El escenario actual carga sobre la Presidenta el reto de mejorar las perspectivas del oficialismo: suyas son las competencias, suyo el mandato popular, suyas deberían ser la iniciativas más relevantes. Será la acción de gobierno (o no será) la herramienta para recobrar legitimidad y perspectivas. Las construcciones políticas de las que se habla en estos días, una supuesta fuerza de centroizquierda descolgada del peronismo y sin contactos con los poderes territoriales, contradice el ADN del kirchnerismo y sobreestima el peso de la retórica. Tras años de gobernabilidad fundada en la relación con el PJ y la CGT, un cambio de discurso es insuficiente para convencer a los aliados que se perdieron o para reclutar nuevas adhesiones.
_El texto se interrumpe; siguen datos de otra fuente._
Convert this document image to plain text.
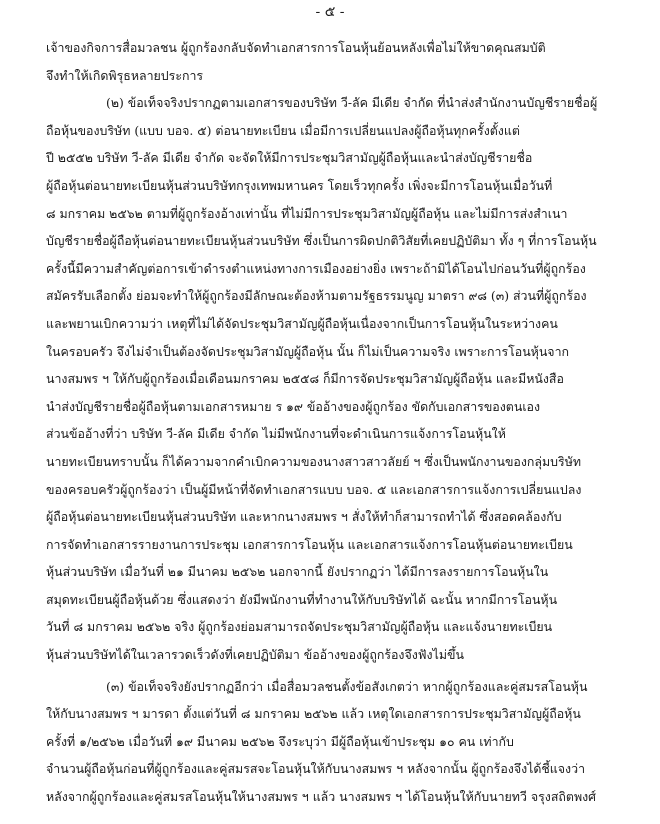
- ๕ -
เจ้าของกิจการสื่อมวลชน ผู้ถูกร้องกลับจัดทำเอกสารการโอนหุ้นย้อนหลังเพื่อไม่ให้ขาดคุณสมบัติ
จึงทำให้เกิดพิรุธหลายประการ
(๒) ข้อเท็จจริงปรากฏตามเอกสารของบริษัท วี-ลัค มีเดีย จำกัด ที่นำส่งสำนักงานบัญชีรายชื่อผู้
ถือหุ้นของบริษัท (แบบ บอจ. ๕) ต่อนายทะเบียน เมื่อมีการเปลี่ยนแปลงผู้ถือหุ้นทุกครั้งตั้งแต่
ปี ๒๕๕๒ บริษัท วี-ลัค มีเดีย จำกัด จะจัดให้มีการประชุมวิสามัญผู้ถือหุ้นและนำส่งบัญชีรายชื่อ
ผู้ถือหุ้นต่อนายทะเบียนหุ้นส่วนบริษัทกรุงเทพมหานคร โดยเร็วทุกครั้ง เพิ่งจะมีการโอนหุ้นเมื่อวันที่
๘ มกราคม ๒๕๖๒ ตามที่ผู้ถูกร้องอ้างเท่านั้น ที่ไม่มีการประชุมวิสามัญผู้ถือหุ้น และไม่มีการส่งสำเนา
บัญชีรายชื่อผู้ถือหุ้นต่อนายทะเบียนหุ้นส่วนบริษัท ซึ่งเป็นการผิดปกติวิสัยที่เคยปฏิบัติมา ทั้ง ๆ ที่การโอนหุ้น
ครั้งนี้มีความสำคัญต่อการเข้าดำรงตำแหน่งทางการเมืองอย่างยิ่ง เพราะถ้ามิได้โอนไปก่อนวันที่ผู้ถูกร้อง
สมัครรับเลือกตั้ง ย่อมจะทำให้ผู้ถูกร้องมีลักษณะต้องห้ามตามรัฐธรรมนูญ มาตรา ๙๘ (๓) ส่วนที่ผู้ถูกร้อง
และพยานเบิกความว่า เหตุที่ไม่ได้จัดประชุมวิสามัญผู้ถือหุ้นเนื่องจากเป็นการโอนหุ้นในระหว่างคน
ในครอบครัว จึงไม่จำเป็นต้องจัดประชุมวิสามัญผู้ถือหุ้น นั้น ก็ไม่เป็นความจริง เพราะการโอนหุ้นจาก
นางสมพร ฯ ให้กับผู้ถูกร้องเมื่อเดือนมกราคม ๒๕๕๘ ก็มีการจัดประชุมวิสามัญผู้ถือหุ้น และมีหนังสือ
นำส่งบัญชีรายชื่อผู้ถือหุ้นตามเอกสารหมาย ร ๑๙ ข้ออ้างของผู้ถูกร้อง ขัดกับเอกสารของตนเอง
ส่วนข้ออ้างที่ว่า บริษัท วี-ลัค มีเดีย จำกัด ไม่มีพนักงานที่จะดำเนินการแจ้งการโอนหุ้นให้
นายทะเบียนทราบนั้น ก็ได้ความจากคำเบิกความของนางสาวสาวลัยย์ ฯ ซึ่งเป็นพนักงานของกลุ่มบริษัท
ของครอบครัวผู้ถูกร้องว่า เป็นผู้มีหน้าที่จัดทำเอกสารแบบ บอจ. ๕ และเอกสารการแจ้งการเปลี่ยนแปลง
ผู้ถือหุ้นต่อนายทะเบียนหุ้นส่วนบริษัท และหากนางสมพร ฯ สั่งให้ทำก็สามารถทำได้ ซึ่งสอดคล้องกับ
การจัดทำเอกสารรายงานการประชุม เอกสารการโอนหุ้น และเอกสารแจ้งการโอนหุ้นต่อนายทะเบียน
หุ้นส่วนบริษัท เมื่อวันที่ ๒๑ มีนาคม ๒๕๖๒ นอกจากนี้ ยังปรากฏว่า ได้มีการลงรายการโอนหุ้นใน
สมุดทะเบียนผู้ถือหุ้นด้วย ซึ่งแสดงว่า ยังมีพนักงานที่ทำงานให้กับบริษัทได้ ฉะนั้น หากมีการโอนหุ้น
วันที่ ๘ มกราคม ๒๕๖๒ จริง ผู้ถูกร้องย่อมสามารถจัดประชุมวิสามัญผู้ถือหุ้น และแจ้งนายทะเบียน
หุ้นส่วนบริษัทได้ในเวลารวดเร็วดังที่เคยปฏิบัติมา ข้ออ้างของผู้ถูกร้องจึงฟังไม่ขึ้น
(๓) ข้อเท็จจริงยังปรากฏอีกว่า เมื่อสื่อมวลชนตั้งข้อสังเกตว่า หากผู้ถูกร้องและคู่สมรสโอนหุ้น
ให้กับนางสมพร ฯ มารดา ตั้งแต่วันที่ ๘ มกราคม ๒๕๖๒ แล้ว เหตุใดเอกสารการประชุมวิสามัญผู้ถือหุ้น
ครั้งที่ ๑/๒๕๖๒ เมื่อวันที่ ๑๙ มีนาคม ๒๕๖๒ จึงระบุว่า มีผู้ถือหุ้นเข้าประชุม ๑๐ คน เท่ากับ
จำนวนผู้ถือหุ้นก่อนที่ผู้ถูกร้องและคู่สมรสจะโอนหุ้นให้กับนางสมพร ฯ หลังจากนั้น ผู้ถูกร้องจึงได้ชี้แจงว่า
หลังจากผู้ถูกร้องและคู่สมรสโอนหุ้นให้นางสมพร ฯ แล้ว นางสมพร ฯ ได้โอนหุ้นให้กับนายทวี จรุงสถิตพงศ์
Y nada aporta para apuntalar la colosal misión de gobernar coherentemente el país.
La clave, la difícil clave, que necesitan los ciudadanos (en especial los que el kirchnerismo aspira a representar y en parte aún representa) es cumplir el mandato republicano y popular. Las semanas que vendrán, tan vertiginosas como las dos que ya pasaron, darán pistas acerca de cuál es el rumbo elegido.